Editor’s Note: Walter Chayes is a photographer, financial consultant, a bicyclist and a humanitarian. He –and his brother– started in photography in their teens in New York City. Walter’s work is known for capturing important moments and for its strong graphic content. In this body of work, a work of the heart, Walter visits the epicenter of the Holocaust and, in essence, visits the scene of his Grandparents’ last days. This is difficult work to do. It was difficult work to edit. The message of the work is, “Never Forget/Never Again.”
Bruce Berman, Editor
DocumentaryShooters.com
Text and Photographs by Walter Chayes
Despite being an American-born Jew whose parents narrowly escaped the Holocaust, there was always a certain remoteness, an intangibility, when I read of the horrors of the concentration camps. How could a (lower) middle-class New Yorker, educated in the 20th Century identify with the thought of gassing 20,000 human beings, men, women and children in a single week…wiping out six million innocent people in the German’s attempt to eradicate Judaism? How could I feel the horrors that my grandparents felt as they were led into the gas chambers of Auschwitz?
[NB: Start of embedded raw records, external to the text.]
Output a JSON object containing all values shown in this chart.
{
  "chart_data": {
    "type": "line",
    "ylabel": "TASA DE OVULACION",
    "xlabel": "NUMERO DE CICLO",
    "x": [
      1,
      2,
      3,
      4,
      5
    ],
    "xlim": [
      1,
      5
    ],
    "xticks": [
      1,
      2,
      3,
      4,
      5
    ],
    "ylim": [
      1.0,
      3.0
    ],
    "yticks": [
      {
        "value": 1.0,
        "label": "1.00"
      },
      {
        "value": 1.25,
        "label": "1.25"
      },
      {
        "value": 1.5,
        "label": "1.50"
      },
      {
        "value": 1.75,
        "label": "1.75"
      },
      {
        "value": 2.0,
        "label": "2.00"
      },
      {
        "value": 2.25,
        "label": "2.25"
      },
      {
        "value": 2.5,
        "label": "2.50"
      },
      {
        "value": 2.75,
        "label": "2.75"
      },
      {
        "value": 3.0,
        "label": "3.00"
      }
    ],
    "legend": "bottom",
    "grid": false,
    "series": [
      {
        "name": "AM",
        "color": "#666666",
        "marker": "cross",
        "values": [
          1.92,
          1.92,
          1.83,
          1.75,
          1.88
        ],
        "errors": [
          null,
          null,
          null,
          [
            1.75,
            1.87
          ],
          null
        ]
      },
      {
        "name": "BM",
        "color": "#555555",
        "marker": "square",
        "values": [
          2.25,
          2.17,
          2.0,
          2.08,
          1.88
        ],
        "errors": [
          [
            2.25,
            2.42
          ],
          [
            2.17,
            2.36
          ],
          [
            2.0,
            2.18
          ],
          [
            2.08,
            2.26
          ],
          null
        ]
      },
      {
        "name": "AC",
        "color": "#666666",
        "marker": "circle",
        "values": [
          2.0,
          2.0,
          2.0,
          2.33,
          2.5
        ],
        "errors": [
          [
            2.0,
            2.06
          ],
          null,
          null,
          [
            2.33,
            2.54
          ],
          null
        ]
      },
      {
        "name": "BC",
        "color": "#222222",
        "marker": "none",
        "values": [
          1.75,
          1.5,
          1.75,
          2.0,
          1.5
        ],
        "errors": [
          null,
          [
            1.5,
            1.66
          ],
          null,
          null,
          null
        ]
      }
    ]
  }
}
As an early member, and past President of the El Paso Holocaust Museum, I jumped on the opportunity to join a Poland-Israel trip jointly organized by our Museum and the local synagogues in June of this year. In preparation for my trip I read many books on the history of the Holocaust, Eli Wiesel, Viktor Frankl and Primo Levy were among the most eloquent historians that told of their suffering. But I also read more objective historical books on the Holocaust…the history leading up to the horrific events, the ease with which dormant anti-semitism became a dominant force in German life. I also read psychological analyses of the victims…why didn’t they leave when they had the chance, why didn’t they fight back when faced with certain death, and so on.